Update the whole Fedora systemsudo dnf upgrade --refreshUse this for regular workstation maintenance so Antigravity and the rest of Fedora stay current together.

If you prefer unattended package maintenance, the guide to install dnf-automatic on Fedora covers the background update path.

Troubleshoot Google Antigravity on Fedora

Fix the Google Antigravity signature verification error

If you copied an older repo example or tried to harden the repository by switching gpgcheck back on, DNF can fail with a signature mismatch. On Fedora 43, the failure looked like this during validation:

Transaction failed: Signature verification failed.
OpenPGP check for package "antigravity-1.x.x-xxxxxxxxxx.el8.x86_64" has failed: Import of the key didn't help, wrong key?

Rewrite the repo file to the current working upstream configuration, then retry the install with a forced metadata refresh:

sudo tee /etc/yum.repos.d/antigravity.repo <<EOF
[antigravity-rpm]
name=Antigravity RPM Repository
baseurl=https://us-central1-yum.pkg.dev/projects/antigravity-auto-updater-dev/antigravity-rpm
enabled=1
gpgcheck=0
EOF

sudo dnf clean all
sudo dnf install --refresh antigravity

After the install completes, rerun rpm -q antigravity and antigravity --version to confirm the package and application build are available again.

Remove Google Antigravity from Fedora

Remove the Google Antigravity package and repository

Uninstall the application first, then remove the repository file so Fedora stops checking for Antigravity updates:

sudo dnf remove antigravity
sudo rm /etc/yum.repos.d/antigravity.repo
sudo dnf clean all

Verify that the package and repository file are both gone:

rpm -q antigravity
ls /etc/yum.repos.d/antigravity.repo
package antigravity is not installed
ls: cannot access '/etc/yum.repos.d/antigravity.repo': No such file or directory

Delete your Google Antigravity user data on Fedora

The next command permanently deletes your Antigravity settings, cached data, and local profile from ~/.antigravity.
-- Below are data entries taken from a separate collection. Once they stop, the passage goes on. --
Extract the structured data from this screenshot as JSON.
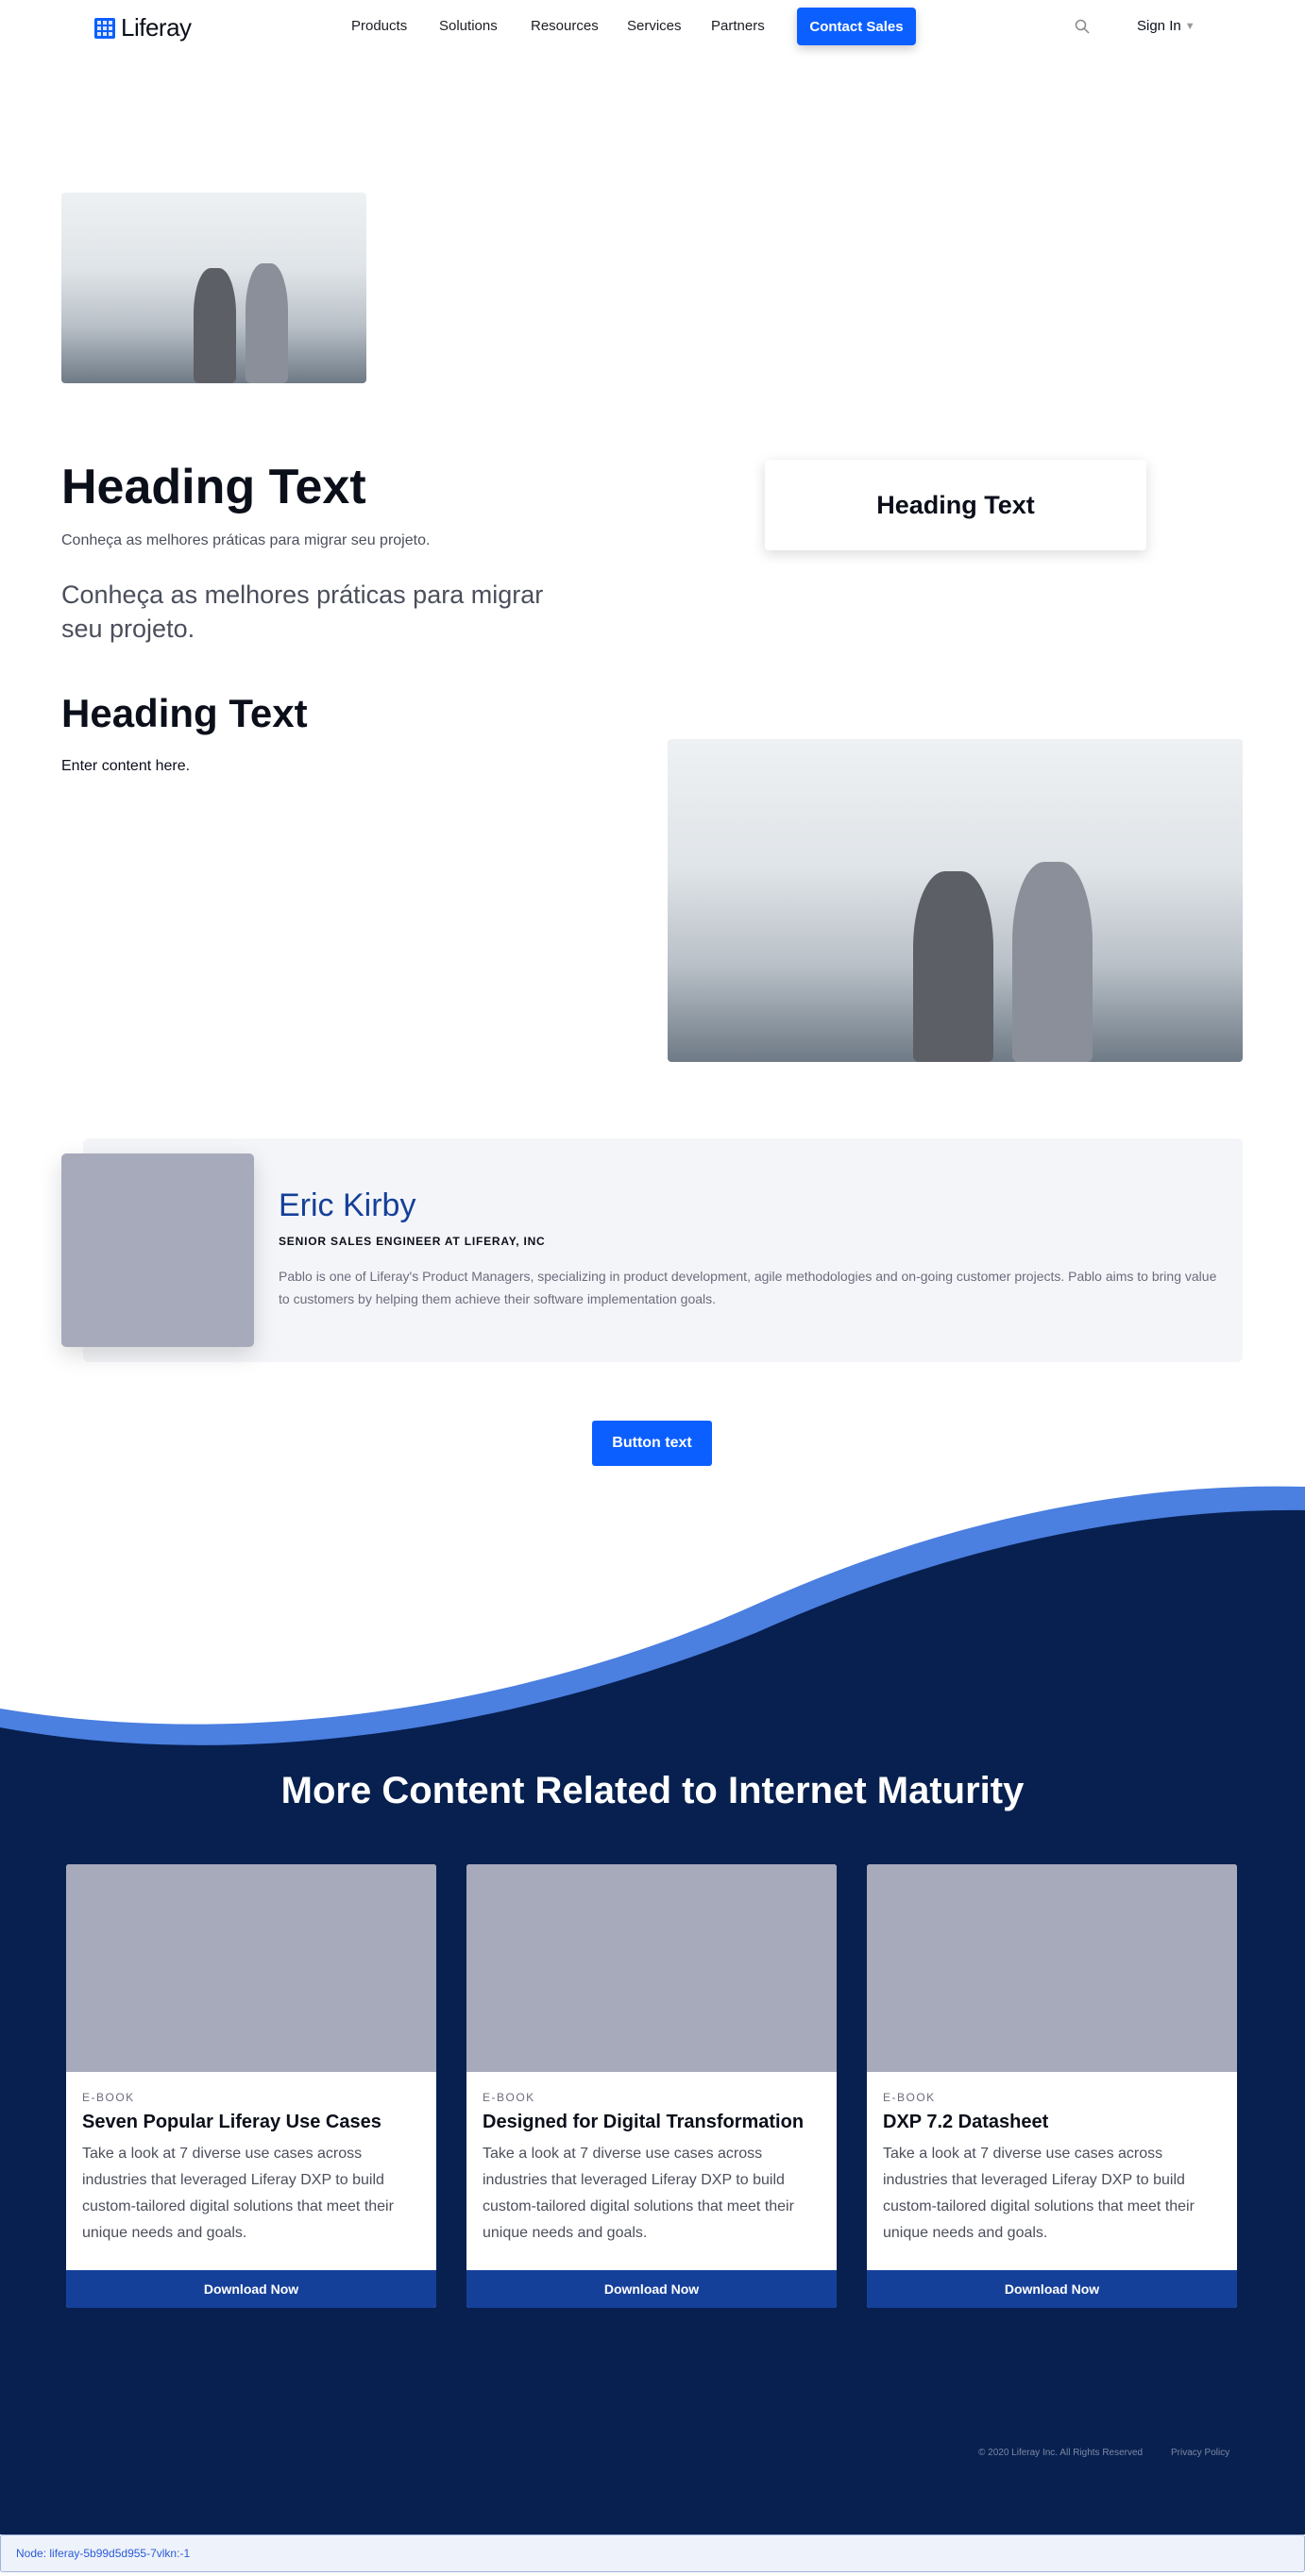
{
  "nav": {
    "logo": "Liferay",
    "items": [
      "Products",
      "Solutions",
      "Resources",
      "Services",
      "Partners"
    ],
    "contact": "Contact Sales",
    "sign_in": "Sign In"
  },
  "main": {
    "heading1": "Heading Text",
    "subtitle_small": "Conheça as melhores práticas para migrar seu projeto.",
    "subtitle_large": "Conheça as melhores práticas para migrar seu projeto.",
    "card_heading": "Heading Text",
    "heading2": "Heading Text",
    "content": "Enter content here."
  },
  "profile": {
    "name": "Eric Kirby",
    "title": "SENIOR SALES ENGINEER AT LIFERAY, INC",
    "bio": "Pablo is one of Liferay's Product Managers, specializing in product development, agile methodologies and on-going customer projects. Pablo aims to bring value to customers by helping them achieve their software implementation goals."
  },
  "button": "Button text",
  "related": {
    "title": "More Content Related to Internet Maturity",
    "cards": [
      {
        "tag": "E-BOOK",
        "title": "Seven Popular Liferay Use Cases",
        "desc": "Take a look at 7 diverse use cases across industries that leveraged Liferay DXP to build custom-tailored digital solutions that meet their unique needs and goals.",
        "cta": "Download Now"
      },
      {
        "tag": "E-BOOK",
        "title": "Designed for Digital Transformation",
        "desc": "Take a look at 7 diverse use cases across industries that leveraged Liferay DXP to build custom-tailored digital solutions that meet their unique needs and goals.",
        "cta": "Download Now"
      },
      {
        "tag": "E-BOOK",
        "title": "DXP 7.2 Datasheet",
        "desc": "Take a look at 7 diverse use cases across industries that leveraged Liferay DXP to build custom-tailored digital solutions that meet their unique needs and goals.",
        "cta": "Download Now"
      }
    ]
  },
  "footer": {
    "copyright": "© 2020 Liferay Inc. All Rights Reserved",
    "privacy": "Privacy Policy"
  },
  "node": "Node: liferay-5b99d5d955-7vlkn:-1",
  "colors": {
    "primary": "#0b5fff",
    "navy": "#07204f",
    "wave": "#4b7fe0",
    "card_button": "#15409a"
  }
}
If you might reinstall later, back it up first with cp -a ~/.antigravity ~/antigravity-backup.

Google Antigravity stores its user data in a single hidden directory in your home folder:

rm -rf ~/.antigravity

Google Antigravity on Fedora FAQ

Is Google Antigravity available in Fedora’s default repositories?
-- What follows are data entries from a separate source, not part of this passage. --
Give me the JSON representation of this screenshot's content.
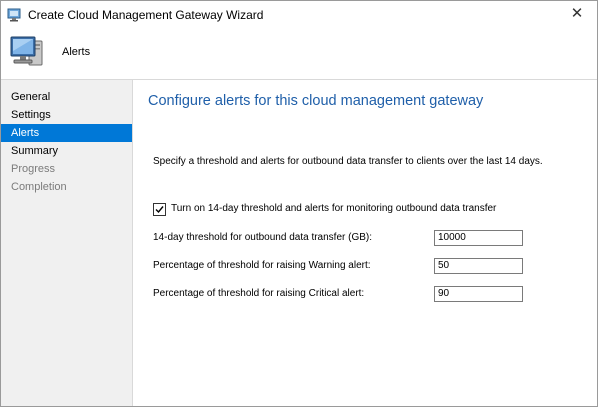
{
  "window": {
    "title": "Create Cloud Management Gateway Wizard",
    "close_glyph": "✕",
    "title_icon": "wizard-app-icon"
  },
  "header": {
    "title": "Alerts",
    "icon": "computer-monitor-icon"
  },
  "sidebar": {
    "items": [
      {
        "label": "General",
        "state": "normal"
      },
      {
        "label": "Settings",
        "state": "normal"
      },
      {
        "label": "Alerts",
        "state": "active"
      },
      {
        "label": "Summary",
        "state": "normal"
      },
      {
        "label": "Progress",
        "state": "disabled"
      },
      {
        "label": "Completion",
        "state": "disabled"
      }
    ]
  },
  "main": {
    "title": "Configure alerts for this cloud management gateway",
    "description": "Specify a threshold and alerts for outbound data transfer to clients over the last 14 days.",
    "checkbox": {
      "label": "Turn on 14-day threshold and alerts for monitoring outbound data transfer",
      "checked": true
    },
    "fields": [
      {
        "label": "14-day threshold for outbound data transfer (GB):",
        "value": "10000"
      },
      {
        "label": "Percentage of threshold for raising Warning alert:",
        "value": "50"
      },
      {
        "label": "Percentage of threshold for raising Critical alert:",
        "value": "90"
      }
    ]
  },
  "colors": {
    "accent": "#0078d7",
    "title_blue": "#1f5fa9",
    "sidebar_bg": "#f0f0f0",
    "disabled_text": "#7b7b7b"
  }
}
No. Fedora’s standard repositories do not ship Google Antigravity. Install it by adding Google’s official Antigravity RPM repository, then install the antigravity package with DNF.

How do I update Google Antigravity on Fedora?

Run sudo dnf upgrade --refresh antigravity to update only Google Antigravity, or sudo dnf upgrade --refresh to update the whole Fedora system at the same time.

Why does the Google Antigravity Fedora repository use gpgcheck=0?

Google’s current RPM download instructions use gpgcheck=0. During Fedora 43 validation, enabling GPG checks with the published Artifact Registry key failed with a signature verification error, so the working repository configuration keeps package signature checks disabled.

Where does Google Antigravity store its files on Fedora?

The launcher is installed at /usr/bin/antigravity, the desktop files live under /usr/share/applications/, and user data is stored in ~/.antigravity.

How do I uninstall Google Antigravity on Fedora?

Run sudo dnf remove antigravity, remove /etc/yum.repos.d/antigravity.repo, and run sudo dnf clean all. If you also want to erase your local profile and cached data, delete ~/.antigravity afterward.

Conclusion

Antigravity is ready to open projects on Fedora, hand work off to agents, and stay updated through DNF like the rest of your system. If you want to round out the workstation, install GitHub Desktop on Fedora for a GUI Git workflow or install Docker on Fedora for disposable test environments.